そのうちボディワークが解決できるのは(1)(2)そして(3)の一部です。
(1)(2)のケースでは、生徒さんの限界の原因が分析できれば、どの程度の努力が必要なのかをアドバイスすることができます。
生徒さん(クライアントさん)の感覚と姿勢分析や動作分析を組み合わせて、安全に踊るための対策を考えていけるのです。
(3)のケースでは、教師側が感覚的な教え方をするときには、それを理解可能な言語に翻訳する必要があります。そのとき共通言語となるのが解剖学用語です。
「へそ下三寸あたりにある」という説明がわからなくても、「腹横筋という筋肉を使うとこういう感覚が起き、その時姿勢はこう変わり、したがって踊りに必要なこんな動作が容易になります」と伝えてあげれば(用語は難しく感じるかもしれませんが)必要な姿勢や動きを必要なときに反復できるようになります。
筋肉のだいたいの位置とそこが動いたときの感覚を知っておくと、無理なく安全に動けるようになります。
頭で考えた動きになるのでは、という心配はいりません。
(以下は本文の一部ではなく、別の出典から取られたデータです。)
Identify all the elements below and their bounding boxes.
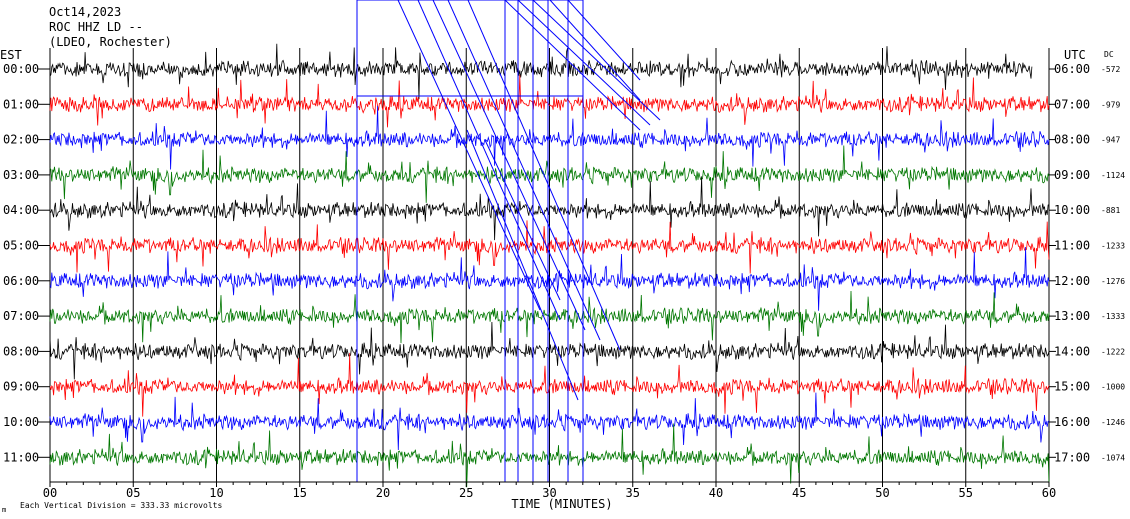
axes: 00:00 06:00 -572 01:00 07:00 -979 02:00 08:00 -9…	[3, 62, 1125, 500]
chart-title-location: (LDEO, Rochester)	[49, 35, 172, 49]
trace-row	[49, 176, 1050, 241]
x-tick-label: 10	[209, 486, 223, 500]
trace-row	[49, 43, 1033, 100]
est-hour-label: 04:00	[3, 203, 39, 217]
x-tick-label: 30	[542, 486, 556, 500]
utc-hour-label: 13:00	[1054, 309, 1090, 323]
est-hour-label: 05:00	[3, 239, 39, 253]
dc-offset-value: -1124	[1101, 171, 1125, 180]
grid-lines	[49, 48, 1050, 482]
utc-hour-label: 15:00	[1054, 380, 1090, 394]
x-tick-label: 40	[709, 486, 723, 500]
trace-row	[49, 392, 1050, 451]
x-tick-label: 15	[293, 486, 307, 500]
right-axis-label: UTC	[1064, 48, 1086, 62]
event-diagonal-line	[549, 0, 641, 101]
trace-row	[49, 352, 1050, 417]
x-tick-label: 50	[875, 486, 889, 500]
footer-scale-note: Each Vertical Division = 333.33 microvol…	[20, 501, 222, 510]
dc-offset-value: -947	[1101, 136, 1120, 145]
trace-row	[49, 74, 1050, 128]
trace-row	[49, 321, 1050, 380]
dc-offset-value: -1233	[1101, 242, 1125, 251]
event-diagonal-line	[567, 0, 641, 81]
dc-offset-value: -1222	[1101, 347, 1125, 356]
dc-offset-value: -572	[1101, 65, 1120, 74]
x-tick-label: 60	[1042, 486, 1056, 500]
x-tick-label: 00	[43, 486, 57, 500]
utc-hour-label: 11:00	[1054, 239, 1090, 253]
event-diagonal-line	[397, 0, 541, 311]
chart-title-station: ROC HHZ LD --	[49, 20, 143, 34]
utc-hour-label: 12:00	[1054, 274, 1090, 288]
dc-offset-value: -881	[1101, 206, 1120, 215]
x-tick-label: 20	[376, 486, 390, 500]
est-hour-label: 11:00	[3, 450, 39, 464]
trace-group	[49, 43, 1050, 488]
dc-offset-value: -1276	[1101, 277, 1125, 286]
utc-hour-label: 17:00	[1054, 450, 1090, 464]
left-axis-label: EST	[0, 48, 22, 62]
event-diagonal-line	[517, 0, 651, 126]
est-hour-label: 01:00	[3, 97, 39, 111]
trace-row	[49, 145, 1050, 203]
dc-label: DC	[1104, 50, 1114, 59]
event-diagonal-line	[417, 0, 561, 321]
event-diagonal-line	[504, 0, 641, 131]
trace-row	[49, 220, 1050, 274]
utc-hour-label: 10:00	[1054, 203, 1090, 217]
dc-offset-value: -1000	[1101, 383, 1125, 392]
dc-offset-value: -1246	[1101, 418, 1125, 427]
chart-title-date: Oct14,2023	[49, 5, 121, 19]
trace-row	[49, 423, 1050, 488]
event-diagonal-line	[466, 129, 579, 401]
event-diagonal-line	[532, 0, 661, 121]
trace-row	[49, 105, 1050, 170]
event-diagonal-line	[447, 0, 601, 341]
dc-offset-value: -1333	[1101, 312, 1125, 321]
trace-row	[49, 290, 1050, 344]
utc-hour-label: 08:00	[1054, 133, 1090, 147]
dc-offset-value: -979	[1101, 100, 1120, 109]
est-hour-label: 09:00	[3, 380, 39, 394]
event-diagonal-line	[484, 139, 561, 301]
event-diagonal-line	[467, 0, 621, 351]
utc-hour-label: 07:00	[1054, 97, 1090, 111]
x-tick-label: 35	[626, 486, 640, 500]
est-hour-label: 10:00	[3, 415, 39, 429]
dc-offset-value: -1074	[1101, 453, 1125, 462]
est-hour-label: 07:00	[3, 309, 39, 323]
event-overlay	[356, 0, 661, 482]
x-tick-label: 45	[792, 486, 806, 500]
x-axis-label: TIME (MINUTES)	[511, 497, 612, 511]
x-tick-label: 05	[126, 486, 140, 500]
x-tick-label: 55	[959, 486, 973, 500]
trace-row	[49, 246, 1050, 311]
footer-mark: m	[2, 506, 6, 514]
est-hour-label: 06:00	[3, 274, 39, 288]
est-hour-label: 02:00	[3, 133, 39, 147]
utc-hour-label: 06:00	[1054, 62, 1090, 76]
utc-hour-label: 16:00	[1054, 415, 1090, 429]
utc-hour-label: 09:00	[1054, 168, 1090, 182]
event-diagonal-line	[432, 0, 586, 331]
utc-hour-label: 14:00	[1054, 344, 1090, 358]
x-tick-label: 25	[459, 486, 473, 500]
est-hour-label: 00:00	[3, 62, 39, 76]
est-hour-label: 08:00	[3, 344, 39, 358]
est-hour-label: 03:00	[3, 168, 39, 182]
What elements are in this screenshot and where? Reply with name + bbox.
動きがぎこちない原因は思考ではなく「慣れ」にある場合がほとんどです。

ワーカーとして悩むのは、どうしても同意できないことを(つまりは、完全にからだを痛めるような方向で)教師側が強制している場合にそれを生徒さんに伝えるかどうかです。
根性論を押し付けられて生徒さんが困惑しているのを目の当りにすると、「他の教室に行ってもいいかもしれませんね」という言葉が喉まで出かかりますが、何も言いません。
最終判断は生徒さんにお任せします。

ダンスを習っている方がたとのセッションで受けたご質問でした。